- Supreme Court of the United States

Argued January 13–14, 1943 Decided February 1, 1943
- Full case name: Tileston v. Ullman
- Citations: 318 U.S. 44 (more) 63 S. Ct. 493; 87 L. Ed. 603; 1943 U.S. LEXIS 986

Case history
- Prior: 129 Conn. 84, 26 A.2d 582 (1942)

Holding
- Connecticut anticontraception statute valid

Court membership
- Chief Justice Harlan F. Stone Associate Justices Owen Roberts · Hugo Black Stanley F. Reed · Felix Frankfurter William O. Douglas · Frank Murphy Robert H. Jackson

Case opinion
- Per curiam

= Tileston v. Ullman =

Tileston v. Ullman, 318 U.S. 44 (1943), was a United States Supreme Court case.

== Procedural history ==
The Supreme Court of Errors Connecticut held that §§ 6246 and 6562 of the Connecticut General Statutes of 1930 which prohibited the use of drugs or instruments to prevent conception and the giving of assistance or counsel in their use were constitutional. The Supreme Court of the United States assumed without first determining if the case was an appropriate one for a declaratory judgment, ruled that the statutes "prohibit the action proposed to be done" by appellant and "are constitutional."

== Facts ==
The Appellee claimed that the appellant, a physician, committed such an offense for giving professional advice concerning the use of contraceptives to three patients whose condition of health was such that their lives would be endangered by child-bearing. The appellant contended that because of the nature of his patients' exceptional condition in light of the danger child-bearing could pose for them that this was a just reason for the advice to be authorized and necessary. However, his complaint contained no allegations asserting any claim under the Fourteenth Amendment of infringement of appellant's liberty or his property rights.
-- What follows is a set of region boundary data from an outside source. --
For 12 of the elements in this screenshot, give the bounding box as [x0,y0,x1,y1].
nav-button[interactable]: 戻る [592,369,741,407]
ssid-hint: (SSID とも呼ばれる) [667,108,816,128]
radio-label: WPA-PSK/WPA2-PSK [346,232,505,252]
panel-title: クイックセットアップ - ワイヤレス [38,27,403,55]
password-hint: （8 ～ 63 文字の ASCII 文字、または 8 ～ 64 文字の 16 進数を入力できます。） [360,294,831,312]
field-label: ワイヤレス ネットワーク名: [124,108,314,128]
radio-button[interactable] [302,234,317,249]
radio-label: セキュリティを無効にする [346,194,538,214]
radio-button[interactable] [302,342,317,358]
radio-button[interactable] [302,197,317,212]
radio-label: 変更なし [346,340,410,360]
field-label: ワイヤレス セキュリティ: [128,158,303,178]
The relief prayed was a declaratory judgment as to whether the statutes are applicable to appellant and, if so, whether they constitute a valid exercise of constitutional power "within the meaning and intent of Amendment XIV of the Constitution of the United States prohibiting a state from depriving any person of life without due process of law."

== Significance ==
The sole constitutional attack upon the statutes in question were under the Fourteenth Amendment and confined the physician's contention for depravity of life—not appellant's but his patients'. Thus, the life of the appellant himself was not in danger. No genuine case or controversy essential to the exercise of the jurisdiction of the Court for this subject-matter existed until Griswold v. Connecticut.

== Holding ==
The Supreme Court held that the proceedings in the state courts presented no constitutional question which appellant had standing to assert. No question was raised as to the applicability and constitutionality of the statutes in their application to the physician in respect to deprivation of liberty or property in contravention of the Fourteenth Amendment. However, the court did not speak to whether it had jurisdiction to enforce a law that prevents the use of contraceptives for the state of Connecticut.